In regard to the reason for the discrepancy between sources when comparing 2012/2013, I think you have it backwards. It’s not that NSIDC is missing this year’s ice, but that they showed more ice at this date in 2012. I can’t check for sure because NSIDC don’t archive the daily files, but if I recall correctly, last year they had ice hanging around in the Kara for longer than the other sensors did. If you compare the NSIDC and IJIS charts, the rapid drop in extent at the start of last year’s central basin melting season (early June) shows up a little earlier in IJIS than NSIDC.
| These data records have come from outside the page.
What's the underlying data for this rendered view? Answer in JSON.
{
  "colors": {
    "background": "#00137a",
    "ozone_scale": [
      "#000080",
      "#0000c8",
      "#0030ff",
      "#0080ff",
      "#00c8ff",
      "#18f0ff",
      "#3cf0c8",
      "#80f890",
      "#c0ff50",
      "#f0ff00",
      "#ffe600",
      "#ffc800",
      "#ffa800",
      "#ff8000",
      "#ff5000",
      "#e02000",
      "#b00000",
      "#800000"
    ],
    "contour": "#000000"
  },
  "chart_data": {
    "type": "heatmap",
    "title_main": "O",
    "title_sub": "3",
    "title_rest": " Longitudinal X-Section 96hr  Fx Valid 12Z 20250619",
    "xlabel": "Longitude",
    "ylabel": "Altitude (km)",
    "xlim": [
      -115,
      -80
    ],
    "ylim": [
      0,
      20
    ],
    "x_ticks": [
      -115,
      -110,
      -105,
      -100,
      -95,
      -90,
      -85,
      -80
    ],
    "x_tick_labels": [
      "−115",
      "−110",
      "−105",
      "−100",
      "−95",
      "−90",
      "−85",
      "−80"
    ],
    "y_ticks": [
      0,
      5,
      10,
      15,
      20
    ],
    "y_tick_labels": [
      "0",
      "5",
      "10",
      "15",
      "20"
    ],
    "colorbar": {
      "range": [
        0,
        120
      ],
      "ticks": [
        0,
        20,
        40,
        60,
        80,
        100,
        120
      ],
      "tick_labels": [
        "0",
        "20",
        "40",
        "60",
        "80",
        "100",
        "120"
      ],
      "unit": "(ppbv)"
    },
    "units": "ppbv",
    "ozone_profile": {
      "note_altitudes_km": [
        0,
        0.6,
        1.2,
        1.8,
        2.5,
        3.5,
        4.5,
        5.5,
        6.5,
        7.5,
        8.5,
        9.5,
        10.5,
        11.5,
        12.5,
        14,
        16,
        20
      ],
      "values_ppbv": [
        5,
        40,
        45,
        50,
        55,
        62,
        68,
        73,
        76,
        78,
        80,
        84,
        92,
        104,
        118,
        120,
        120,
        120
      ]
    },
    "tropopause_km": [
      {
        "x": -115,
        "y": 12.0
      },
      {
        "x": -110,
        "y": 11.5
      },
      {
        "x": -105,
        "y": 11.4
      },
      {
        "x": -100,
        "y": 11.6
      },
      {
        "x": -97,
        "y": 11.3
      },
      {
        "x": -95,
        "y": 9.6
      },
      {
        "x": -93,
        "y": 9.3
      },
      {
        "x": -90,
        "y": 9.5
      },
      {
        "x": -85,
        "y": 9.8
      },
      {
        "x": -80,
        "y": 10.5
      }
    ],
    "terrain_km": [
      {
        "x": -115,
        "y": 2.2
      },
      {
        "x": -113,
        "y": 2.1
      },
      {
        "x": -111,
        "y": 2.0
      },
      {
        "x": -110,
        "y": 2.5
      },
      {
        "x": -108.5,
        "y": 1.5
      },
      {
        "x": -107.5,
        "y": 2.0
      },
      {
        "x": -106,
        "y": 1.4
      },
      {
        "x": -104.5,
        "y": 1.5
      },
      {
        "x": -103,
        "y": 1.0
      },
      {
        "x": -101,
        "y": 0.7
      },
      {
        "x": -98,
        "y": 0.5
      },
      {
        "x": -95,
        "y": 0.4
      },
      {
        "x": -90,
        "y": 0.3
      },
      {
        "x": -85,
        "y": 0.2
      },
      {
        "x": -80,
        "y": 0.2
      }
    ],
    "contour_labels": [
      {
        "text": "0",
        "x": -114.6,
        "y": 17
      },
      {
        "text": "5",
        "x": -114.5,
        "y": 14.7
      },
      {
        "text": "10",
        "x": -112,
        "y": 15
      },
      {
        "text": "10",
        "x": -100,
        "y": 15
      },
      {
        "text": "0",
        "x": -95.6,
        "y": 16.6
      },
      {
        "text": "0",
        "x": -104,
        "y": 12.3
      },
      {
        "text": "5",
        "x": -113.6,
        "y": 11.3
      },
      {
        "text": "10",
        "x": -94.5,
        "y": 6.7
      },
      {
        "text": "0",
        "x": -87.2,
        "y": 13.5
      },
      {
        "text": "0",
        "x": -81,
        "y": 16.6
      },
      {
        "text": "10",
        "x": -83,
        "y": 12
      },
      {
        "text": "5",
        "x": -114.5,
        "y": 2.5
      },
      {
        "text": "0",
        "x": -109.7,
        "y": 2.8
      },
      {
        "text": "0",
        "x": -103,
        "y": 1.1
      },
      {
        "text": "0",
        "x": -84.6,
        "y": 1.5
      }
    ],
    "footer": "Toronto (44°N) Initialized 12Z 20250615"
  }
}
Assuming that the ice hangs around in the Kara this year, then NSIDC’s 2013 line will begin to diverge (upward) from the 2012 line in a couple of days’ time, when the 2012 line takes a nose-dive.
It’s the 5 day smoothing delay they inserted last year in order to prevent the line going over the 1979-2000 average line.
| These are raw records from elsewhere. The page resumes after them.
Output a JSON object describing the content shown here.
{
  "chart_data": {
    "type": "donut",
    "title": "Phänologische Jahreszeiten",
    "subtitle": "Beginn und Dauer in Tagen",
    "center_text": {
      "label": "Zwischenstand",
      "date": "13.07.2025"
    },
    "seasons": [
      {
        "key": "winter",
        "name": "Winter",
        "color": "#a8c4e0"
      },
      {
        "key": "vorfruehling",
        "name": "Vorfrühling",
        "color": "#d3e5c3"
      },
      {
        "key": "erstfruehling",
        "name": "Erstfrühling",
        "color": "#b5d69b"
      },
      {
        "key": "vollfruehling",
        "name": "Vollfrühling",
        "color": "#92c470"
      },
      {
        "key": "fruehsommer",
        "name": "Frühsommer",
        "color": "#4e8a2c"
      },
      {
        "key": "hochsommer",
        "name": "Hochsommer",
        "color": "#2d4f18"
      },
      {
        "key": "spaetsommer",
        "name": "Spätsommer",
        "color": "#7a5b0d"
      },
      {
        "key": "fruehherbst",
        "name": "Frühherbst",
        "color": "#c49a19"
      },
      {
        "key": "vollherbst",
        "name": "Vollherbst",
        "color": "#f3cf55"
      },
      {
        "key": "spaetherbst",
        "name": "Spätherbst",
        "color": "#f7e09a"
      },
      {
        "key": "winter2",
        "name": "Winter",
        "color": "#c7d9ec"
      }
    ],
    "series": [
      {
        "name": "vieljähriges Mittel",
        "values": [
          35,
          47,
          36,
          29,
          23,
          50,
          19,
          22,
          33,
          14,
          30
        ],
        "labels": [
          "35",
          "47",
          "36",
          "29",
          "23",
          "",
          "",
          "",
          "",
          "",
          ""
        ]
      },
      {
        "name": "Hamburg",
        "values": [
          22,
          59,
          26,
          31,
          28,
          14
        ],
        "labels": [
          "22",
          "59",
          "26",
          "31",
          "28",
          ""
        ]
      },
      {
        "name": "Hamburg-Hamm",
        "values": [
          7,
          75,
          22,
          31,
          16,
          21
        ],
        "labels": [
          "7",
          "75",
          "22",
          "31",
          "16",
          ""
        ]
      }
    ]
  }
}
Arctic Ice extent measurement is as corrupt as any tender bidding process in China and as “fixed” as all the slot machines in Vegas are. A glacier will have to arrive at the NSIDC head office before they say there is more Arctic ice than 2007!!
Andy:
I can vouch for the Slot Machines in Vegas not being “Fixed”. They were designed to be random and they are randomly tested to insure they are random in their payouts. If they say they have a 95% payout, they are tested 1000 times to determine the actual payout. The software is tested and machines are pulled from the floor to be tested at any time.
The Global Ice Extent so called measurements are based on a variety of Al-Gore-Rhythms used over the years. Along with “improvements” in the resolution of the imaging and masking of the land. Maybe in a few hundred years we might know what to expect from the ice. But currently the Science of Ice research is just taking “Baby Steps” and like any child thinks it can do what the big boys do. There is not enough real data to determine what is Normal. Personally I say “Normal” is constant change in amount of ice due to a variety of factors, temperature playing a small part as wind speed and direction are the major contributors at both poles.
True that.
And it helps illustrate the irony that Las Vegas casinos are thoroughly more honest than the AGW cult of fraudsters and madmen who lie every time their lips are moving.